Cheesy Slow Cooker Chicken and Rice Casserole

Cheesy Slow Cooker Chicken and Rice Casserole

This dish transforms simple pantry staples into a rich, velvety casserole. The chicken becomes tender enough to shred with a spoon, and the rice absorbs all the savory flavors of the broth and herbs.

  • Prep time: 15 minutes

  • Cook time: 3–4 hours (High) or 6–7 hours (Low)

  • Servings: 6 people

Ingredients

  • 1.5 lbs Boneless skinless chicken breasts or thighs (cut into 1-inch bite-sized pieces)

  • 1.5 cups Long-grain white rice (rinsed thoroughly)

  • 3 cups Low-sodium chicken broth

  • 1 can (10.5 oz) Condensed cream of chicken soup

  • 1/2 Yellow onion, finely diced

  • 2 cups Sharp cheddar cheese, shredded (divided)

  • 2 tbsp Butter, melted

  • 1 tsp Garlic powder

  • 1 tsp Onion powder

  • 1/2 tsp Paprika

  • 2 cups Fresh broccoli florets (optional, for a complete meal)

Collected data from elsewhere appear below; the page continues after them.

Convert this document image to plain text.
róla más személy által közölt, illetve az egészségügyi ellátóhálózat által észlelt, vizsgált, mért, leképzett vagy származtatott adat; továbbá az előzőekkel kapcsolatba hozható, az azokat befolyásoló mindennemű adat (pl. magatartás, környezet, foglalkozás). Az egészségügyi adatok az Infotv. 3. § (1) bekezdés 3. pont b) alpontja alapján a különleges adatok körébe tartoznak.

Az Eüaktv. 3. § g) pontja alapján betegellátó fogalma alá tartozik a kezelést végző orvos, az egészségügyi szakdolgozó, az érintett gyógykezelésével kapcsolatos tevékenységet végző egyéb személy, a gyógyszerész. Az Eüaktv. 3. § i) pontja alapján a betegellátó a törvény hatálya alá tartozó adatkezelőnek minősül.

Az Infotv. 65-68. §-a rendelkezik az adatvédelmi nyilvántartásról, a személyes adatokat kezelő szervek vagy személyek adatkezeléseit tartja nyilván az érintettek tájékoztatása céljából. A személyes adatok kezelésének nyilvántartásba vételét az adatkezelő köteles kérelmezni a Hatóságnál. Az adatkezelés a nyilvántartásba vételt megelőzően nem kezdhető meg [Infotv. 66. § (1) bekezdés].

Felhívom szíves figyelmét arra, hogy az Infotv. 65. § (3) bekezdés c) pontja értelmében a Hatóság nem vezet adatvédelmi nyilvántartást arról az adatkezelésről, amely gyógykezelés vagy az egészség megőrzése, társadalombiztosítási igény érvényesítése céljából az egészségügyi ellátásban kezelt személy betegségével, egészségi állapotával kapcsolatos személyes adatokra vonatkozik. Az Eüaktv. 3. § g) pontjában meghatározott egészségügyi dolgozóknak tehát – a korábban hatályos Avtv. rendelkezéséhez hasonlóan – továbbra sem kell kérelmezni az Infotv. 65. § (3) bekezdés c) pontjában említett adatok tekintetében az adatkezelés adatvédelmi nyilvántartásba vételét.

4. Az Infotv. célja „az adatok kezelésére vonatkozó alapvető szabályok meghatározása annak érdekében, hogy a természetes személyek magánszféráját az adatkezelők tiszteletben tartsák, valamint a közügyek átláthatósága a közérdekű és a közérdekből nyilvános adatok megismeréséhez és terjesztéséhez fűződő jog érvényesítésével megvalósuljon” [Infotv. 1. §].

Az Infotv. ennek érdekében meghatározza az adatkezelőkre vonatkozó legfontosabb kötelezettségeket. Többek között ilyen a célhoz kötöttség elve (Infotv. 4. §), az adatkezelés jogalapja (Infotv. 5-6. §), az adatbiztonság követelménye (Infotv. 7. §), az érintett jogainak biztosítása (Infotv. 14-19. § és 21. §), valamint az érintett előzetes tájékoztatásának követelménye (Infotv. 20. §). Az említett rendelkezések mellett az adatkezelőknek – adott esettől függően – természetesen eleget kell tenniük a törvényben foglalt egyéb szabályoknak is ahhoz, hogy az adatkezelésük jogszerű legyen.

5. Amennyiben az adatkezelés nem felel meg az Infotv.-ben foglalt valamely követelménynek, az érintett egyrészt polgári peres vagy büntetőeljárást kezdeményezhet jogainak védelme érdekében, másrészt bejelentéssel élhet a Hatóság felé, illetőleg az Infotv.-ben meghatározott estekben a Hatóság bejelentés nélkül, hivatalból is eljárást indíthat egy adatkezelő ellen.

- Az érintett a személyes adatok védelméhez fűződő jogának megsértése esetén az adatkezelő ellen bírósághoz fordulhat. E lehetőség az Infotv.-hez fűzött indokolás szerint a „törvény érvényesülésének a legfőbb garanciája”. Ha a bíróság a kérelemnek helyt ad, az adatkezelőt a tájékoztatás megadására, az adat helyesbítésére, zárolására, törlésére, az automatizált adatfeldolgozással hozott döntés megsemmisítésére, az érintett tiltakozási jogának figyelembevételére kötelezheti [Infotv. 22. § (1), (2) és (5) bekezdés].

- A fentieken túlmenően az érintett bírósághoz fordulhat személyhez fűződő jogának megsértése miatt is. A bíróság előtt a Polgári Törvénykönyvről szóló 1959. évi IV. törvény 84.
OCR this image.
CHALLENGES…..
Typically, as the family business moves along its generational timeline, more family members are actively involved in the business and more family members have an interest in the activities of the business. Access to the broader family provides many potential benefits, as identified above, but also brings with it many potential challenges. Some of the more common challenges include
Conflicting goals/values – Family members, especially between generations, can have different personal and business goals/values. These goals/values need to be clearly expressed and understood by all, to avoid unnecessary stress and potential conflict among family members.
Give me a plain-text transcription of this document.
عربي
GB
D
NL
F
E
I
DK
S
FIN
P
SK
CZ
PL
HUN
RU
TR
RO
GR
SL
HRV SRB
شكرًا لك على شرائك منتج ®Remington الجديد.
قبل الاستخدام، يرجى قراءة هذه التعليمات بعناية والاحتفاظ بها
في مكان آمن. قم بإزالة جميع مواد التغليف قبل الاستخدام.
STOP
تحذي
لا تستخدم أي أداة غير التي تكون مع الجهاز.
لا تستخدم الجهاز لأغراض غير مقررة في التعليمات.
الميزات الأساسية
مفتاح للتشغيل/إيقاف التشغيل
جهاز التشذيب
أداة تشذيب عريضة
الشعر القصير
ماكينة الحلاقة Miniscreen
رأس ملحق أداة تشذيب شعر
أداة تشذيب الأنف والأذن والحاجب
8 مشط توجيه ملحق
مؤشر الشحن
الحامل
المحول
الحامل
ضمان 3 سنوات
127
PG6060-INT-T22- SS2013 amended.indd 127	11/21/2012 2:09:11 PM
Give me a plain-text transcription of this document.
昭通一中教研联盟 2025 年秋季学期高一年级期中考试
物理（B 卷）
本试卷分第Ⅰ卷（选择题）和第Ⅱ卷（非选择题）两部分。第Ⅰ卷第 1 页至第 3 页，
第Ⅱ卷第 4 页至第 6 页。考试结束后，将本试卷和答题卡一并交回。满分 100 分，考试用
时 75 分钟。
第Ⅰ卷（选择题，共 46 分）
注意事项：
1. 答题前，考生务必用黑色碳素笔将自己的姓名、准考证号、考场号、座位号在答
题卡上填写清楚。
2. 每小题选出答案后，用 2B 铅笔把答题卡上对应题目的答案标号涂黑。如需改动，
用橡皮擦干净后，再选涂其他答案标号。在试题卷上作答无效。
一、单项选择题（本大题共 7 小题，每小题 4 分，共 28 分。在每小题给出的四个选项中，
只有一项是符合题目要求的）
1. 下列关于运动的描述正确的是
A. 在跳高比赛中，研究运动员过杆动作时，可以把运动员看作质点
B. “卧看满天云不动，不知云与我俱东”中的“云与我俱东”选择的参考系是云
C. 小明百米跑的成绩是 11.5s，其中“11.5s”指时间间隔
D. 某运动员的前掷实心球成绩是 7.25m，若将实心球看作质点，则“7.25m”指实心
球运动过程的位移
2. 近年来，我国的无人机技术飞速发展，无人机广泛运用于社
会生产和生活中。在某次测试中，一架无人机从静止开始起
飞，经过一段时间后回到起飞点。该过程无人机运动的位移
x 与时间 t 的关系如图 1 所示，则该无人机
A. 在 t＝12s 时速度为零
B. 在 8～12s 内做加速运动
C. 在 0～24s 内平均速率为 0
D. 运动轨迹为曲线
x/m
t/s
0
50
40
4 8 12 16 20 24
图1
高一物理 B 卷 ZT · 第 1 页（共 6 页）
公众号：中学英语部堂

  • Salt & Pepper to taste

Instructions

  1. Prep the Slow Cooker: Grease the inside of your slow cooker with non-stick spray or butter to prevent the rice from sticking to the sides.

  2. Combine Base: Add the diced chicken, rinsed rice, diced onion, chicken broth, cream of chicken soup, melted butter, and spices. Stir well to ensure the soup is fully incorporated and the rice isn’t clumped together.

  3. Slow Cook: Cover and cook on Low for 6–7 hours or High for 3–4 hours.

  4. Add Veggies & Cheese: About 30 minutes before the end of the cooking time, stir in the broccoli florets (if using) and 1 cup of the cheddar cheese.

  5. Finish: Once the rice is tender and the liquid is absorbed, sprinkle the remaining 1 cup of cheese over the top. Cover for 5 more minutes until melted.

  6. Serve: Give it a gentle fluff with a fork and serve hot.

Nutritional Information (Per Serving)

Nutrient Amount
Calories 480 kcal
Protein 34g
Fat 18g
Carbohydrates 42g
Fiber 2g

Tips for Success

  • Rinse the Rice: This is the most important step! Rinsing removes excess starch, preventing the casserole from becoming a gummy “mush.”

  • Don’t Peep: Resist the urge to lift the lid. Every time you do, you release steam and heat, adding about 15–20 minutes to the cook time.

  • Use Thighs: If you’re worried about dry chicken, use chicken thighs. They stay much juicier during long slow-cook cycles than breasts.

  • Freshly Grated Cheese: Pre-shredded cheese is coated in potato starch to prevent clumping, which can make your sauce slightly grainy. Grating your own yields a much smoother melt.

Benefits of This Dish

  • One-Pot Wonder: Cleanup is a breeze since everything—including the starch—cooks in one vessel.

  • High Protein: With over 30g of protein per serving, it’s incredibly satiating.

  • Customizable: It’s a “blank canvas” recipe. You can swap the broccoli for peas, carrots, or peppers depending on what’s in your fridge.

Q&A

Q: Can I use brown rice instead?

A: Brown rice requires significantly more liquid and a much longer cook time. If you use brown rice, increase the broth by 1/2 cup and expect it to take an additional 1–2 hours.

Q: Why did my rice turn out mushy?

A: This usually happens if the rice was overcooked or if it wasn’t rinsed. Try checking for doneness 30 minutes earlier next time, as slow cooker temperatures vary by brand.

Q: Can I use frozen chicken?

A: For food safety reasons, it is recommended to thaw chicken before putting it in a slow cooker to ensure it reaches a safe internal temperature quickly enough.